Koniec Marta Hermanowicz 7,5
ocenił(a) na 106 tyg. temu „Też mam swoje liczby. Jestem podzielona. Składam się z pięćdziesięciu dwóch zakątków, jeden ciemniejszy od drugiego. Nie wiem, czy jestem żywa, czy umarła, przykryjcie mnie ziemią. Miotam się między wtedy i teraz, stara dusza, niewypał z czasów wojny, dziecko relikt przeszłości.
Próbuję złożyć się w całość. Bóg mnie rzucił, nie trafił do celu. Teraz trzeba pozbierać z podłogi, wstać, otrzepać, dotrzeć gdzieś, zrobić coś, marsz, marsz, Dąbrowski. Zjeżdżam w połowie życia ruchomymi schodami na peron trzeci piekła, krąg pierwszy. Patrzę na ludzi obijających się o siebie w sobotę o czwartej czterdzieści rano. Zawieruszeni na Centralnym, próbują wsiąść do właściwego wagonu. (…). Jak nazywał się pociąg z wagonami bydlęcymi relacji Wołyń-Syberia, może Dostojewski albo Tołstoj?”
Hermanowicz zamieszcza tutaj wszystko i jakimś cudem unosi ciężar historii swojej rodziny. Zesłanie, powrót do poniemieckiej pustki, dziedziczenie traum, wyrwa w młodszym pokoleniu nie do zasypania, znamię bycia dzieckiem ocalałych. Wszystko tu jest poniemieckie, poradzieckie, sypie się na ulicy Koniec dziesięć, skrzypi, rdzewieje, nie daje się naprawić. Autorka wybiera nietuzinkowy sposób podzielenia się losami swoich przodków. Na główną bohaterkę wybiera Malwinkę, dziewczynkę podziurawioną przeszłością, która nie czuje się ani żywa ani martwa. Śni nieswoje sny, te przejęła jej babka. To dzięki temu mechanizmowi możemy śledzić fabułę rozpościerającą się pomiędzy wojenną tragedię zsyłki na Syberię i Polskę lat 90-tych XX wieku.

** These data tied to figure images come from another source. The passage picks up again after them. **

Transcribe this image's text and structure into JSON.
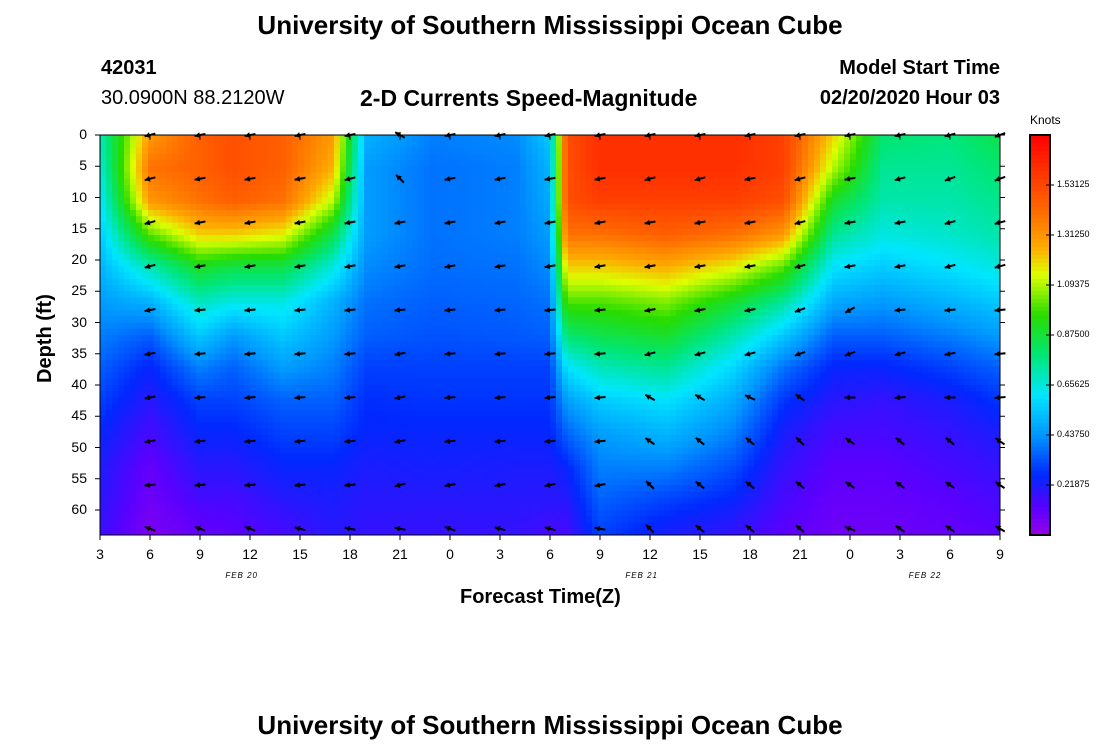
{
  "header": {
    "title_top": "University of Southern Mississippi Ocean Cube",
    "station_id": "42031",
    "station_coords": "30.0900N 88.2120W",
    "plot_title": "2-D Currents Speed-Magnitude",
    "model_start_label": "Model Start Time",
    "model_start_value": "02/20/2020 Hour 03",
    "title_bottom": "University of Southern Mississippi Ocean Cube"
  },
  "chart_data": {
    "type": "heatmap",
    "title": "2-D Currents Speed-Magnitude",
    "xlabel": "Forecast Time(Z)",
    "ylabel": "Depth (ft)",
    "x_tick_labels": [
      "3",
      "6",
      "9",
      "12",
      "15",
      "18",
      "21",
      "0",
      "3",
      "6",
      "9",
      "12",
      "15",
      "18",
      "21",
      "0",
      "3",
      "6",
      "9"
    ],
    "x_date_labels": [
      "FEB 20",
      "FEB 21",
      "FEB 22"
    ],
    "y_tick_labels": [
      "0",
      "5",
      "10",
      "15",
      "20",
      "25",
      "30",
      "35",
      "40",
      "45",
      "50",
      "55",
      "60"
    ],
    "ylim": [
      0,
      64
    ],
    "colorbar": {
      "label": "Knots",
      "tick_labels": [
        "1.53125",
        "1.31250",
        "1.09375",
        "0.87500",
        "0.65625",
        "0.43750",
        "0.21875"
      ],
      "range": [
        0,
        1.75
      ]
    },
    "speed_keyframes": [
      {
        "t": 0,
        "v": [
          0.7,
          0.65,
          0.6,
          0.55,
          0.5,
          0.45,
          0.4,
          0.35,
          0.3,
          0.25,
          0.22,
          0.2,
          0.18
        ]
      },
      {
        "t": 3,
        "v": [
          1.3,
          1.4,
          1.3,
          1.0,
          0.7,
          0.5,
          0.35,
          0.25,
          0.2,
          0.15,
          0.1,
          0.08,
          0.05
        ]
      },
      {
        "t": 6,
        "v": [
          1.45,
          1.45,
          1.4,
          1.2,
          0.9,
          0.7,
          0.55,
          0.4,
          0.3,
          0.25,
          0.2,
          0.15,
          0.1
        ]
      },
      {
        "t": 8,
        "v": [
          1.5,
          1.5,
          1.45,
          1.2,
          0.85,
          0.65,
          0.45,
          0.35,
          0.3,
          0.25,
          0.2,
          0.15,
          0.12
        ]
      },
      {
        "t": 11,
        "v": [
          1.45,
          1.45,
          1.4,
          1.15,
          0.85,
          0.65,
          0.55,
          0.45,
          0.35,
          0.3,
          0.25,
          0.2,
          0.15
        ]
      },
      {
        "t": 14,
        "v": [
          1.3,
          1.25,
          1.1,
          0.85,
          0.65,
          0.5,
          0.45,
          0.4,
          0.35,
          0.3,
          0.25,
          0.22,
          0.2
        ]
      },
      {
        "t": 16,
        "v": [
          0.5,
          0.45,
          0.45,
          0.45,
          0.42,
          0.38,
          0.35,
          0.3,
          0.27,
          0.25,
          0.22,
          0.2,
          0.18
        ]
      },
      {
        "t": 20,
        "v": [
          0.4,
          0.38,
          0.38,
          0.38,
          0.37,
          0.35,
          0.33,
          0.3,
          0.28,
          0.25,
          0.23,
          0.2,
          0.18
        ]
      },
      {
        "t": 25,
        "v": [
          0.42,
          0.4,
          0.4,
          0.4,
          0.38,
          0.36,
          0.34,
          0.3,
          0.28,
          0.25,
          0.22,
          0.2,
          0.18
        ]
      },
      {
        "t": 27,
        "v": [
          0.55,
          0.5,
          0.48,
          0.45,
          0.42,
          0.38,
          0.35,
          0.3,
          0.28,
          0.25,
          0.22,
          0.2,
          0.15
        ]
      },
      {
        "t": 28,
        "v": [
          1.5,
          1.5,
          1.5,
          1.4,
          1.2,
          1.0,
          0.8,
          0.6,
          0.45,
          0.35,
          0.25,
          0.2,
          0.15
        ]
      },
      {
        "t": 30,
        "v": [
          1.6,
          1.6,
          1.55,
          1.4,
          1.2,
          1.0,
          0.85,
          0.7,
          0.55,
          0.45,
          0.4,
          0.35,
          0.3
        ]
      },
      {
        "t": 34,
        "v": [
          1.6,
          1.6,
          1.55,
          1.45,
          1.25,
          1.05,
          0.9,
          0.75,
          0.6,
          0.5,
          0.4,
          0.3,
          0.22
        ]
      },
      {
        "t": 38,
        "v": [
          1.6,
          1.6,
          1.55,
          1.4,
          1.15,
          0.9,
          0.72,
          0.58,
          0.48,
          0.4,
          0.32,
          0.25,
          0.18
        ]
      },
      {
        "t": 41,
        "v": [
          1.55,
          1.55,
          1.5,
          1.3,
          1.0,
          0.75,
          0.55,
          0.38,
          0.28,
          0.22,
          0.18,
          0.15,
          0.12
        ]
      },
      {
        "t": 44,
        "v": [
          1.2,
          1.1,
          0.9,
          0.75,
          0.6,
          0.48,
          0.35,
          0.25,
          0.2,
          0.15,
          0.12,
          0.1,
          0.08
        ]
      },
      {
        "t": 47,
        "v": [
          0.8,
          0.75,
          0.72,
          0.65,
          0.55,
          0.45,
          0.35,
          0.25,
          0.18,
          0.15,
          0.12,
          0.1,
          0.08
        ]
      },
      {
        "t": 51,
        "v": [
          0.78,
          0.75,
          0.72,
          0.68,
          0.6,
          0.5,
          0.4,
          0.3,
          0.22,
          0.18,
          0.15,
          0.12,
          0.1
        ]
      },
      {
        "t": 54,
        "v": [
          0.85,
          0.8,
          0.76,
          0.72,
          0.65,
          0.55,
          0.45,
          0.35,
          0.28,
          0.22,
          0.18,
          0.15,
          0.12
        ]
      }
    ],
    "arrow_rows_depth": [
      0,
      7,
      14,
      21,
      28,
      35,
      42,
      49,
      56,
      63
    ],
    "arrow_columns_time": [
      3,
      6,
      9,
      12,
      15,
      18,
      21,
      24,
      27,
      30,
      33,
      36,
      39,
      42,
      45,
      48,
      51,
      54
    ],
    "arrow_direction_deg": [
      [
        195,
        190,
        190,
        190,
        190,
        150,
        190,
        190,
        190,
        190,
        190,
        190,
        190,
        190,
        190,
        190,
        195,
        200
      ],
      [
        195,
        190,
        190,
        190,
        195,
        135,
        190,
        190,
        190,
        190,
        195,
        195,
        190,
        195,
        190,
        195,
        200,
        200
      ],
      [
        195,
        190,
        190,
        190,
        190,
        190,
        190,
        190,
        190,
        190,
        190,
        190,
        190,
        195,
        190,
        190,
        195,
        195
      ],
      [
        195,
        190,
        190,
        190,
        190,
        190,
        190,
        190,
        190,
        190,
        190,
        190,
        190,
        195,
        190,
        190,
        195,
        195
      ],
      [
        190,
        185,
        185,
        185,
        185,
        185,
        185,
        185,
        185,
        185,
        190,
        190,
        190,
        200,
        210,
        185,
        185,
        185
      ],
      [
        190,
        185,
        185,
        185,
        185,
        190,
        185,
        185,
        185,
        185,
        195,
        195,
        195,
        200,
        200,
        195,
        190,
        185
      ],
      [
        190,
        185,
        185,
        185,
        185,
        190,
        185,
        185,
        185,
        185,
        150,
        150,
        155,
        145,
        180,
        185,
        180,
        185
      ],
      [
        190,
        185,
        185,
        185,
        185,
        190,
        185,
        185,
        185,
        185,
        145,
        140,
        140,
        135,
        145,
        140,
        140,
        145
      ],
      [
        185,
        185,
        185,
        185,
        185,
        195,
        190,
        190,
        190,
        190,
        135,
        140,
        140,
        140,
        145,
        145,
        145,
        145
      ],
      [
        160,
        160,
        160,
        165,
        170,
        170,
        160,
        165,
        165,
        170,
        135,
        140,
        140,
        140,
        160,
        145,
        145,
        150
      ]
    ]
  }
}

To, jak Hermanowicz pisze, do jakich salt językowych ma talent, jak zachwyca, nie opuści nigdy czytelniczej pamięci. Niesamowitym jest fakt, że niełatwo było jej znaleźć wydawcę. Każde zdanie jest tak dopracowane, że nie sposób nie docenić morderczej pracy, jaką wykonała autorka, by nie tylko opowiedzieć tę historię, ale zrobić to w sposób równy arcydziełu. „Bloki miały barwę ludzkiego mięsa, barwę człowieka świeżo obdartego ze skóry” - pisze w pewnym momencie i takie dla mnie jest jej pisanie - rozbebeszone, obdarte ze skóry, czuć je surowym mięsem i nieokiełznaniem.
Bez wahania nazywam Martę Hermanowicz najważniejszym nowym głosem na scenie polskiej prozy.
Chcę więcej. Moje słowa kuleją wobec talentu literackiego autorki, ale uwierzcie, że jest on niezaprzeczalny i epicki.
To jedna z tych książek, po których ciężko sięgnąć po następną książkę, bo wiesz, że długo nie przeczytasz nic lepszego.
Koniecznie umieśćcie ją w swoich planach czytelniczych.